C-)İlk Derece Mahkemesi Kararı: İlk derece mahkemesince; davanın menfi tespit istemli bir dava oluşu ve İİK 72/3 maddesi kapsamı birlikte değerlendirilerek, icra takibinden sonra açılan menfi tespit davalarında tedbir yoluyla takibin durdurulmasına karar verilemeyeceğinden bu nitelikli talebin reddine, ancak takibe konu alacağın %15 i teminat yatırıldığında Bakırköy …İcra Müdürlüğü … Esas sayılı takip dosyasının vezneye yatırılan paranın alacaklıya ödenmesinin tedbiren durdurulmasına karar verildiği görülmüştür.
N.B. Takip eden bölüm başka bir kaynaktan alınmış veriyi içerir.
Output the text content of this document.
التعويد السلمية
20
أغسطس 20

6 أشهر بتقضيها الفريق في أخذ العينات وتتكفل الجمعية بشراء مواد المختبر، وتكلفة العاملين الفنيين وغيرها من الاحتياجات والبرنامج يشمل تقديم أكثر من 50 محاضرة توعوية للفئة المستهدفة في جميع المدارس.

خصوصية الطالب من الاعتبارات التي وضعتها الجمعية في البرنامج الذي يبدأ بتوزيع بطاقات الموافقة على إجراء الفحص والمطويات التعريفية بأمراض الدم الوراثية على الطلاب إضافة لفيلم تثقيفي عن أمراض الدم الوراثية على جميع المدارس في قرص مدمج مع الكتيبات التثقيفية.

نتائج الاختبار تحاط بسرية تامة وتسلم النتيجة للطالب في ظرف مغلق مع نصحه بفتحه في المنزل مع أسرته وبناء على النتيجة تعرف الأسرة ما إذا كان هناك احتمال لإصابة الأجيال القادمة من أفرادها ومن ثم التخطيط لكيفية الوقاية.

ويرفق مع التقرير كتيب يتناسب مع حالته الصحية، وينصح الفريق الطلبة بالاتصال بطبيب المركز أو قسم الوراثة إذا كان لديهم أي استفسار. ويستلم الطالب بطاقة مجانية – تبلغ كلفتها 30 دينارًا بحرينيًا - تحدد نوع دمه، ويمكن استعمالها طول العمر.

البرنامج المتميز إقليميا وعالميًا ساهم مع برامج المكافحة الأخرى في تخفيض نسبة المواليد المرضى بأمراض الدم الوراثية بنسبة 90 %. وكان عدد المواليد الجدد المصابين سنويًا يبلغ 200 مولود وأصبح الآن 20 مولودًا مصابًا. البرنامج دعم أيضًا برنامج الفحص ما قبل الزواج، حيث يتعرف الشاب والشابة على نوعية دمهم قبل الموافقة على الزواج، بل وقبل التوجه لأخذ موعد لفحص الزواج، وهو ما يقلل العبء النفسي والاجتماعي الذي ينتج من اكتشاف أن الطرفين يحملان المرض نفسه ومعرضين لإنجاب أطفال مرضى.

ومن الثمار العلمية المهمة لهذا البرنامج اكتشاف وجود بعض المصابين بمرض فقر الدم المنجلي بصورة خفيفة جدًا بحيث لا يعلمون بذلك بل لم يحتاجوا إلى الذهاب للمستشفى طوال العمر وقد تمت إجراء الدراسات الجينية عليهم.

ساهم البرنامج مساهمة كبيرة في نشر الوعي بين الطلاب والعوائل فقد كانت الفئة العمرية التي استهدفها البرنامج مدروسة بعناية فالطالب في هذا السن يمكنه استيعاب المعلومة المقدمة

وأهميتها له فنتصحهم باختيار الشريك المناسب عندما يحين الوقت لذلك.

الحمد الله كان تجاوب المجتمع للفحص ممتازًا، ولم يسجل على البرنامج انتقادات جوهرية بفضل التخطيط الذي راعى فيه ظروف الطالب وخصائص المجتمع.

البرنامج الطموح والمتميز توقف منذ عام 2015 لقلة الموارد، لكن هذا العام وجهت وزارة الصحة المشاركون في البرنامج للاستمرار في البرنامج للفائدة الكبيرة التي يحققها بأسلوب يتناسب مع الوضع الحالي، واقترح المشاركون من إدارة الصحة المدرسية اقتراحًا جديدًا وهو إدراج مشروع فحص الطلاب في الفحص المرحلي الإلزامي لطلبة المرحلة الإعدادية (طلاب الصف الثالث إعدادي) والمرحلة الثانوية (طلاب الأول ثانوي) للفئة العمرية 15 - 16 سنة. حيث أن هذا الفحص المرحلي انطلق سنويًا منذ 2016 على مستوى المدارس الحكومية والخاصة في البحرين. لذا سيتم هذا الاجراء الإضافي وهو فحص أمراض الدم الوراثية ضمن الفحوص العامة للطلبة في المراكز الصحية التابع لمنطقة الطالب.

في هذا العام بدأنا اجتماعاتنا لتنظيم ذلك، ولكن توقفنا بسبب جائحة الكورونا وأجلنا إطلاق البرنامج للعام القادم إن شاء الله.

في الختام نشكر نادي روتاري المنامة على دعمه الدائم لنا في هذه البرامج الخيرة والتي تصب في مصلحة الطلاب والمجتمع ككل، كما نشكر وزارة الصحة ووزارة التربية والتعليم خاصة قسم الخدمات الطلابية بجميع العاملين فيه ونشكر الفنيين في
İLERİ SÜRÜLEN İSTİNAF SEBEPLERİ: Kararı davacı yan istinaf etmiş; sahteciliğe dayalı menfi tespit davasında HMK 209. Maddeye göre teminatsız olarak icra takibinin durdurulmasına karar verilmesi gerekirken İİK 72/3 e göre ihtiyati tedbir kararı verildiğini, reddedilen talepleri yönünden kararın kaldırılarak HMK ya göre teminatsız ihtiyati tedbir kararı verilmesini talep ve istinaf etmiştir.
DELİLLERİN TARTIŞILMASI VE GEREKÇE: Dava ;menfi tespit davası olup; istinaf edilen husus ihtiyati tedbirin İİK 72/3. Maddeye göre teminat karşılığı ve vezneye yatacak paranın alacaklısına ödenmesinin önlenmesi şeklinde verilmesinden ibarettir. İnceleme, 6100 sayılı Hukuk Muhakemeleri Kanunu’nun(HMK) 355. maddesi hükmü uyarınca istinaf dilekçelerinde belirtilen sebeplerle sınırlı olarak ve kamu düzenine aykırı hususların olup olmadığı gözetilerek yapılmıştır. Her ne kadar davacı vekilince sahtecilik iddiasıyla açılan eldeki davada HMK’nun 209.maddesi uyarınca tedbir kararının teminatsız verilmesi gerektiği ileri sürülmüş ise de, eldeki dava İİK’nun 72.maddesi uyarınca açılan menfi tespit davasıdır. İİK’nun 72.maddesi, HMK’nun 209.maddesine göre daha özel bir düzenleme içerdiğinden, mahkemece ihtiyati tedbir kararı nedeniyle teminat alınmasına karar verilmesi usul ve yasaya uygundur.
H Ü K Ü M:Yukarıda açıklanan gerekçe ile 1 – Davacı yanın istinaf başvurusunun HMK 353/1-b-1 maddesi gereğince ESASTAN REDDİNE 2- Harç peşin alınmış olmakla ayrıca alınmasına yer olmadığına 3-Davacı tarafından yapılan istinaf yargılama giderlerinin davcı yan üzerinde bırakılmasına 4- İnceleme duruşmasız olarak yapılmış olmakla ücreti vekalet tayin ve takdirine yer olmadığına Dair ; dosya üzerinde yapılan inceleme sonucu HMK 362/1-f maddesi gereğince KESİN olmak üzere 28/12/2020 tarihinde ve oy birliği ile karar verildi.